The good news for Shake Shack investors is that the company's revenue has been on a steady upward slope since its 2015 IPO.

Last month, the company reported third-quarter revenue that rose 27% year over year to $94.6 million, which just beat out analyst expectations for $94.5 million. Earnings also beat estimates at $0.17 per share, with only $0.15 per share expected.

Investors were impressed enough with the results to send Shake Shack shares up to a new 52-week high of $46.90. While the stock has given back some of those gains, the $43-per-share price is still higher than the price below $40 that we became accustomed to over the past year.

On top of the top- and bottom-line beats, Shack Shack also raised its full-year revenue guidance for 2017 to at least $354 million, up from its previous forecast of at least $351 million.

That's some solid ground for Shake Shack to stand on in 2018.

Of course, the big news with Shake Shack is how many stores it's been opening recently. In 2017, the company expects to report 24 to 26 new Shake Shacks in the U.S. and 18 net new licensed Shacks overseas. Shake Shack currently has 143 stores, with 79 being company-owned and 64 licensed. While it might seem like good news to see a company expanding at a faster rate than it originally anticipated, some investors aren't happy.

SHAK Revenue (Quarterly) Chart

SHAK Revenue (Quarterly) data by YCharts.

The bad

Shake Shack announced in its latest earnings call that it was expecting to open between 32 and 35 new domestic stores in 2018.

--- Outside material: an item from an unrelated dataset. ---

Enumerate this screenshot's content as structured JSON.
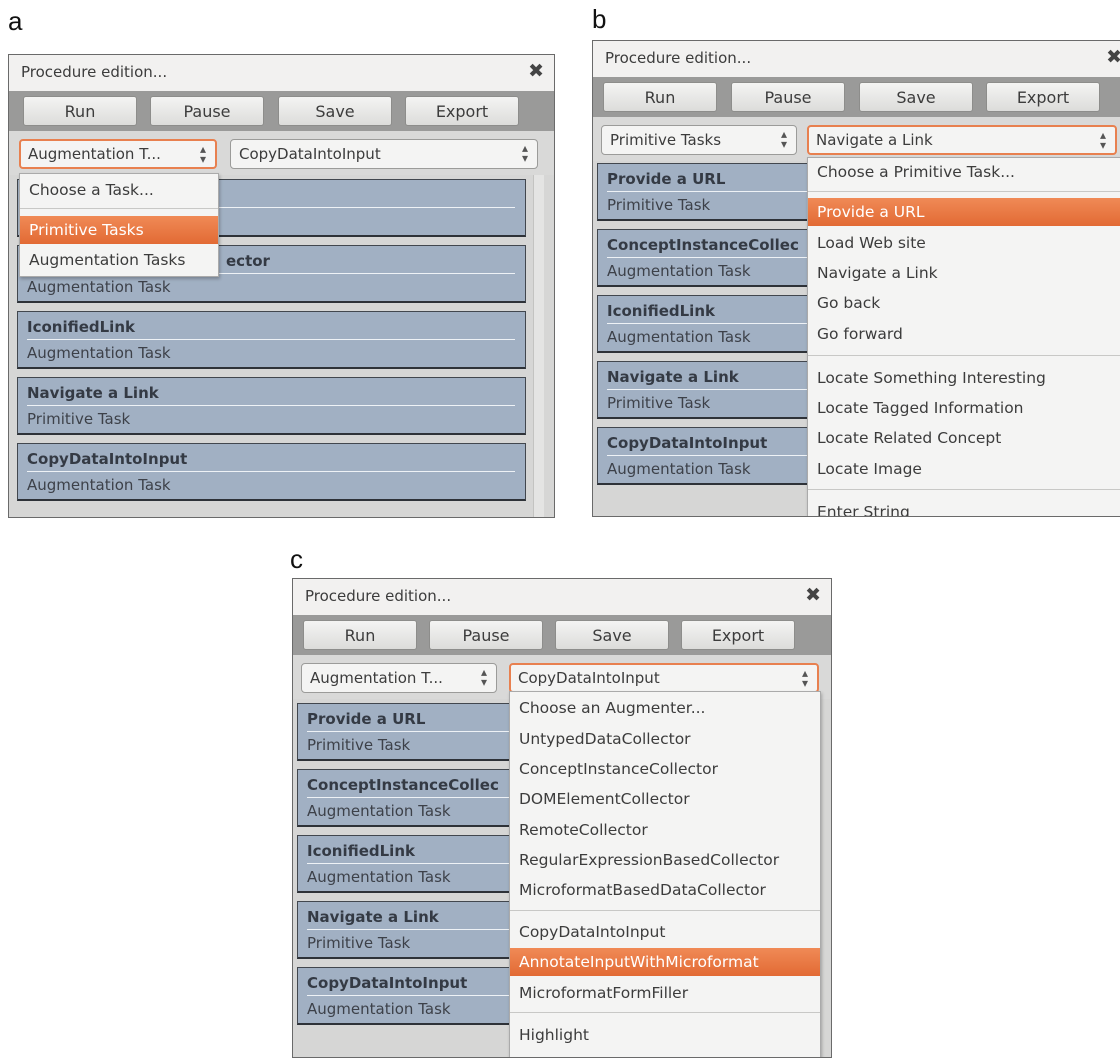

I imagine Shake Shack was a bit nervous to make this announcement, considering that its comparable-store sales have been down, naturally leading investors to question why the company continues to churn out new stores.

This past quarter, comps dropped 1.6%. While that's better than the 2.6% decline analysts were expecting, it's also the third quarter in a row of negative comps. Thus, although revenue has been rising, it's mainly due to the high rate of new store openings rather than existing-store sales.

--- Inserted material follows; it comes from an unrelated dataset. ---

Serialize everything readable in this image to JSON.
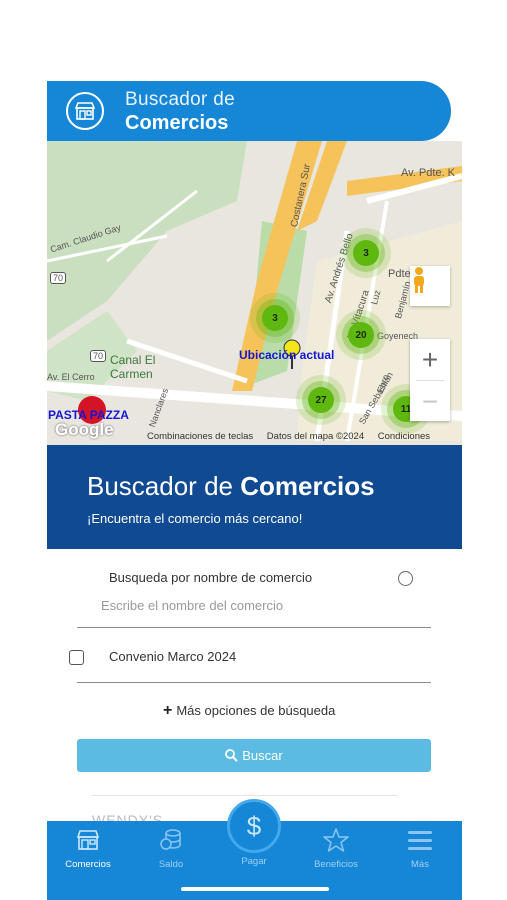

This is a worrisome data point for investors who wonder about new stores cannibalizing existing-store sales even further in 2018. Last year, comps were up 2.9% in the third quarter.

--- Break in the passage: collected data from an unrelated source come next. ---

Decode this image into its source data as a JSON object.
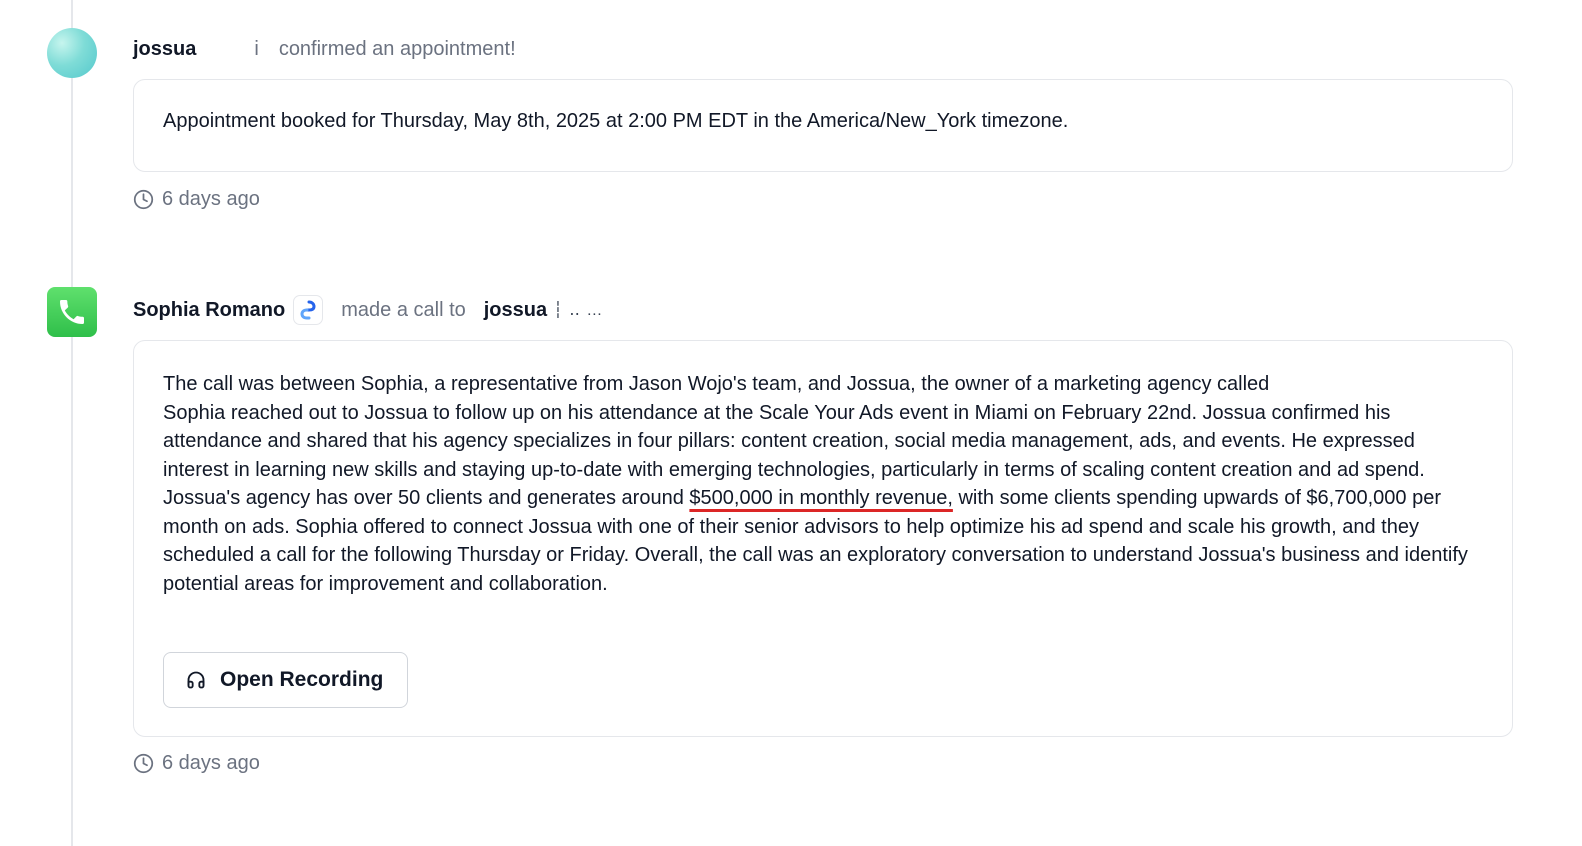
{
  "activities": [
    {
      "actor": "jossua",
      "actor_suffix": "i",
      "action": "confirmed an appointment!",
      "content": "Appointment booked for Thursday, May 8th, 2025 at 2:00 PM EDT in the America/New_York timezone.",
      "time": "6 days ago",
      "icon": "gradient-avatar"
    },
    {
      "actor": "Sophia Romano",
      "action": "made a call to",
      "target": "jossua",
      "target_suffix": "┆ ‥ …",
      "summary_line1": "The call was between Sophia, a representative from Jason Wojo's team, and Jossua, the owner of a marketing agency called",
      "summary_part2": "Sophia reached out to Jossua to follow up on his attendance at the Scale Your Ads event in Miami on February 22nd. Jossua confirmed his attendance and shared that his agency specializes in four pillars: content creation, social media management, ads, and events. He expressed interest in learning new skills and staying up-to-date with emerging technologies, particularly in terms of scaling content creation and ad spend. Jossua's agency has over 50 clients and generates around",
      "summary_highlight": "$500,000 in monthly revenue,",
      "summary_part3": "with some clients spending upwards of $6,700,000 per month on ads. Sophia offered to connect Jossua with one of their senior advisors to help optimize his ad spend and scale his growth, and they scheduled a call for the following Thursday or Friday. Overall, the call was an exploratory conversation to understand Jossua's business and identify potential areas for improvement and collaboration.",
      "button_label": "Open Recording",
      "time": "6 days ago",
      "icon": "phone-icon"
    }
  ],
  "colors": {
    "phone_green": "#34c759",
    "underline_red": "#dc2626",
    "muted_text": "#6b7280",
    "border": "#e5e7eb"
  }
}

But it's not just new Shake Shack stores that are cutting into its comps. Multiple "better burger" chains like The Habit Restaurants (HABT), Wayback Burgers, Umami Burger, and Five Guys are expanding rapidly too.

In addition to the year-over-year drop in comps, average weekly sales also plunged about 12% to $91,000 this quarter. Shake Shack attributed the drop to the deluge of new stores popping up: "It's important to recognize the impact that these newer Shacks will have on the overall company operation now and over time, while we continue to grow overall revenue in absolute terms," Shake Shack CEO Randy Garutti said in the earnings call. But while negative comps might be a natural part of a restaurant's expansion plan, surely three quarters of negative comps in a row aren't part of the plan.

It's also important to notice overall restaurant trends. For example, "better burger" places are no longer something special. You no longer have to take the subway to Madison Square Park to get a decent burger at Shake Shack.

In addition, fine-dining sales have shown positive growth this year, while fast-casual restaurants have shown a decline in sales, as people expect restaurants to give them an experience that makes going out worth the trip. Surprisingly, fast food also did well in 2017, as people seem to appreciate a cheap value meal as much as a more expensive, exciting food experience.

Those are not good signs for Shake Shack going into 2018.

SHAK Chart

The ugly

The worst part for many investors is that Shake Shack is trading at 69 times trailing earnings and at 84 times next year's estimates. That seems too good to be true when the company's existing stores are posting negative comps, competition is heating up, and the overall restaurant trend is heading away from fast-casual burger chains.

The bottom line is that Shake Shack isn't a bad business: The food is great and fast-casual isn't going away anytime soon. But will 2018 be its best year ever? Not in my opinion. It seems highly unlikely that the stock can beat the numbers it was pulling in the spring of 2015, when it went above $90.

Shake Shack has been on a steady upward climb over the past three years. I think that could continue into 2018, but won't be surprised if its price suddenly drops -- a few more unfavorable comps released in the next year could scare off investors who already have one foot out the door.

For me, this might have been a good stock to buy in 2015. Now, it's too risky.